Stendhal ou le romanesque du vrai

Or c’est précisément ce qui distingue Stendhal, non seulement de Breton, mais aussi de la majorité des autres auteurs. Le romancier ne projette sur la femme aucun « éternel féminin », mais raconte des destins romanesques en posant ces personnages comme des sujets. D’où cette idée de romanesque du vrai, par opposition à la projection d’une conscience masculine sur un Autre féminin. Ostensiblement féministe, l’écrivain s’est déjà prononcé en faveur de l’instruction des femmes pour les sortir de leur situation d’infériorité. En revanche, il apprécie ce même manque d’éducation et de « sérieux » qui place les femmes hors des « affaires importantes » où les hommes s’embourbent. Ainsi Clélia Conti (La Chartreuse de Parme) et Madame de Rênal (Le Rouge et le Noir) sont décrites comme de vraies femmes, de simples êtres humains non essentialisés.

III.

Dans cette rapide conclusion du premier tome du Deuxième sexe, Beauvoir souligne la discrépance entre les mythes féminins, qui varient selon les civilisations et les époques, et la réalité des femmes. Ces mythes féminins se définissent d’ailleurs tous par une ambivalence : bien et mal, vie et mort, nature immanente et promesse de transcendance. Mais tous induisent la notion de mystère, sans pour autant comprendre que l’Autre est par définition un mystère ni se demander ce que cet Autre pense de l’homme. Mais cette dernière question ne saurait être posée puisqu’il faudrait pour cela reconnaître la femme comme un sujet conscient et non comme pure altérité.

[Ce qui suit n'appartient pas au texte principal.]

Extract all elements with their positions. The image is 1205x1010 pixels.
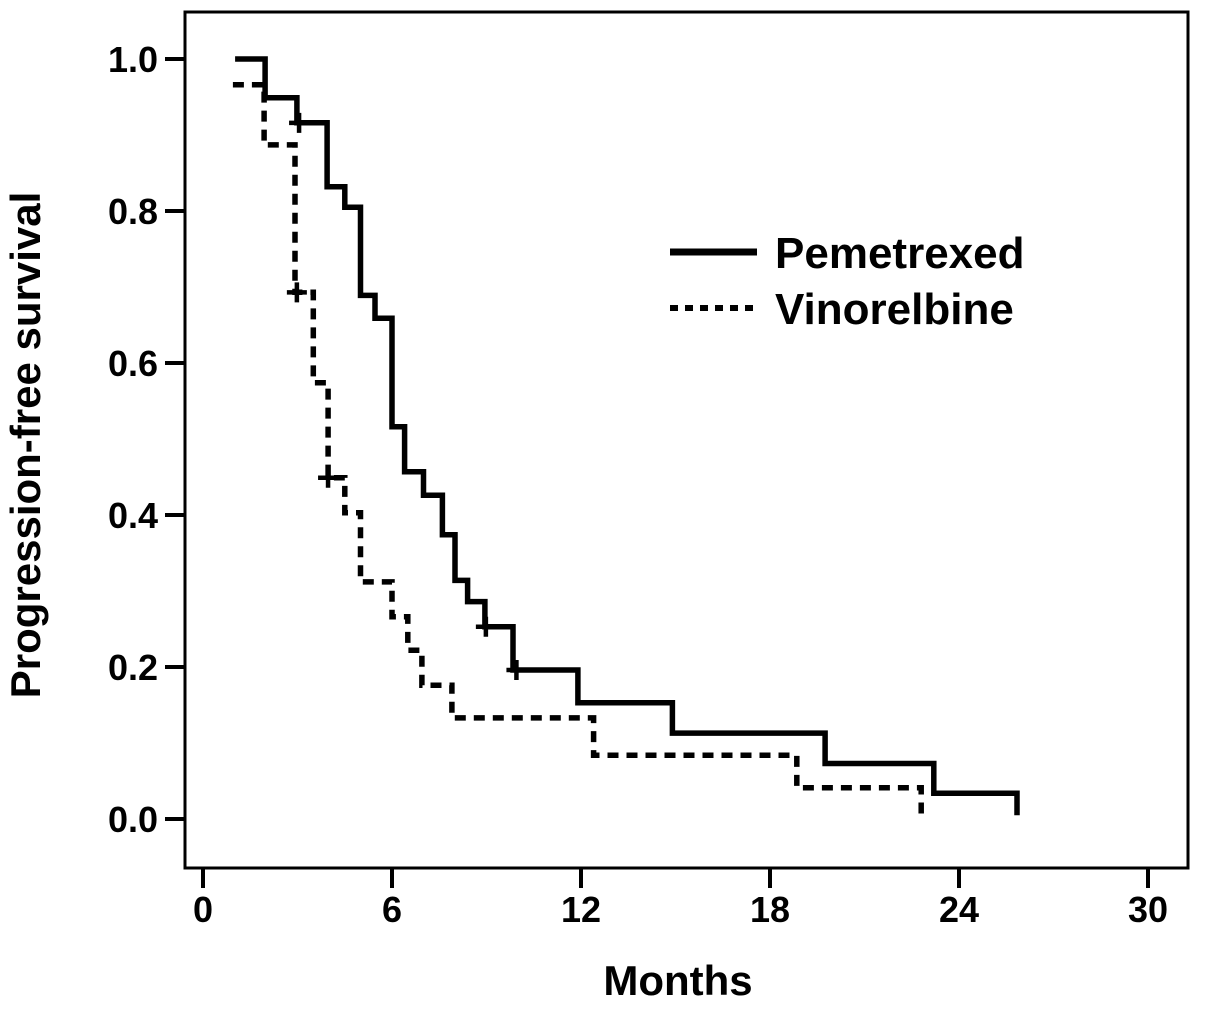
y-tick-label: 1.0: [108, 39, 158, 80]
pemetrexed-censor-mark: [506, 660, 527, 681]
pemetrexed-censor-mark: [475, 616, 496, 637]
censor-marks: [286, 112, 527, 681]
x-tick-label: 12: [561, 889, 601, 930]
x-tick-label: 6: [382, 889, 402, 930]
x-tick-label: 30: [1128, 889, 1168, 930]
legend-label-vinorelbine: Vinorelbine: [775, 285, 1014, 334]
y-axis-label: Progression-free survival: [2, 192, 49, 699]
y-axis-ticks: 0.0 0.2 0.4 0.6 0.8 1.0: [108, 39, 185, 840]
pemetrexed-censor-mark: [289, 112, 310, 133]
x-axis-label: Months: [603, 957, 752, 1004]
legend-label-pemetrexed: Pemetrexed: [775, 229, 1024, 278]
x-tick-label: 24: [939, 889, 979, 930]
y-tick-label: 0.6: [108, 343, 158, 384]
legend: Pemetrexed Vinorelbine: [670, 229, 1024, 334]
vinorelbine-curve: [232, 82, 924, 816]
x-tick-label: 18: [750, 889, 790, 930]
vinorelbine-censor-mark: [286, 282, 307, 303]
y-tick-label: 0.4: [108, 495, 158, 536]
plot-frame: [183, 10, 1190, 870]
survival-curves: [232, 56, 1020, 816]
x-tick-label: 0: [193, 889, 213, 930]
y-tick-label: 0.8: [108, 191, 158, 232]
vinorelbine-censor-mark: [318, 467, 339, 488]
y-tick-label: 0.0: [108, 799, 158, 840]
x-axis-ticks: 0 6 12 18 24 30: [193, 868, 1168, 930]
y-tick-label: 0.2: [108, 647, 158, 688]
pemetrexed-curve: [235, 56, 1020, 816]
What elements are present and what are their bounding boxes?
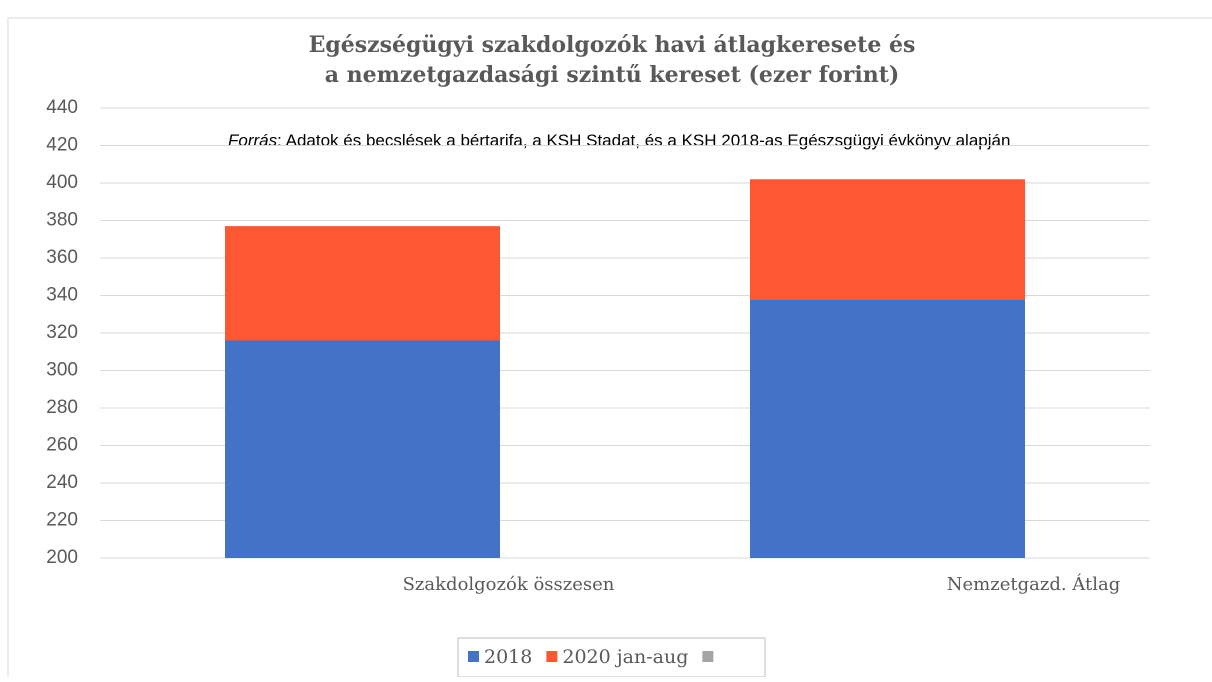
y-tick-label: 440 <box>46 97 78 118</box>
bar <box>225 226 500 341</box>
legend-box <box>457 637 766 678</box>
x-tick-label: Szakdolgozók összesen <box>403 574 615 595</box>
y-tick-label: 220 <box>46 510 78 531</box>
legend-label: 2020 jan-aug <box>562 646 688 668</box>
y-tick-label: 280 <box>46 397 78 418</box>
chart-title: a nemzetgazdasági szintű kereset (ezer f… <box>325 62 900 88</box>
y-tick-label: 400 <box>46 172 78 193</box>
y-tick-label: 260 <box>46 435 78 456</box>
y-tick-label: 360 <box>46 247 78 268</box>
legend-swatch <box>468 651 479 662</box>
legend-label: 2018 <box>484 646 532 668</box>
y-tick-label: 340 <box>46 285 78 306</box>
y-tick-label: 300 <box>46 360 78 381</box>
y-tick-label: 420 <box>46 135 78 156</box>
x-tick-label: Nemzetgazd. Átlag <box>947 572 1120 595</box>
annotation-text: : Adatok és becslések a bértarifa, a KSH… <box>277 131 1010 150</box>
legend-swatch <box>702 651 714 662</box>
chart-title: Egészségügyi szakdolgozók havi átlagkere… <box>309 32 916 58</box>
bar <box>750 299 1025 558</box>
bar <box>225 340 500 558</box>
annotation: Forrás: Adatok és becslések a bértarifa,… <box>228 131 1010 150</box>
y-tick-label: 240 <box>46 472 78 493</box>
y-tick-label: 200 <box>46 547 78 568</box>
legend-swatch <box>546 651 558 662</box>
bar <box>750 179 1025 300</box>
annotation-italic: Forrás <box>228 131 278 150</box>
y-tick-label: 320 <box>46 322 78 343</box>
y-tick-label: 380 <box>46 210 78 231</box>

Dans une perspective existentialiste, Beauvoir conclut sur cette idée de mystère en affirmant qu’il provient de l’impossibilité de définir ce que l’on est, et donc encore moins pour l’homme de dire précisément ce qu’est la femme. Pourquoi impossible ? Parce qu’on est ce que l’on fait. Seule l’action, seul le travail permettra l’émancipation de la femme, sans pour autant qu’elle perde en érotisme. Cette émancipation – déjà en marche si on en croit la nouvelle esthétique prônant un corps féminin moins opulent que par le passé – ne se fera que si « les hommes assument sans réserve la situation qui est en train de se créer ».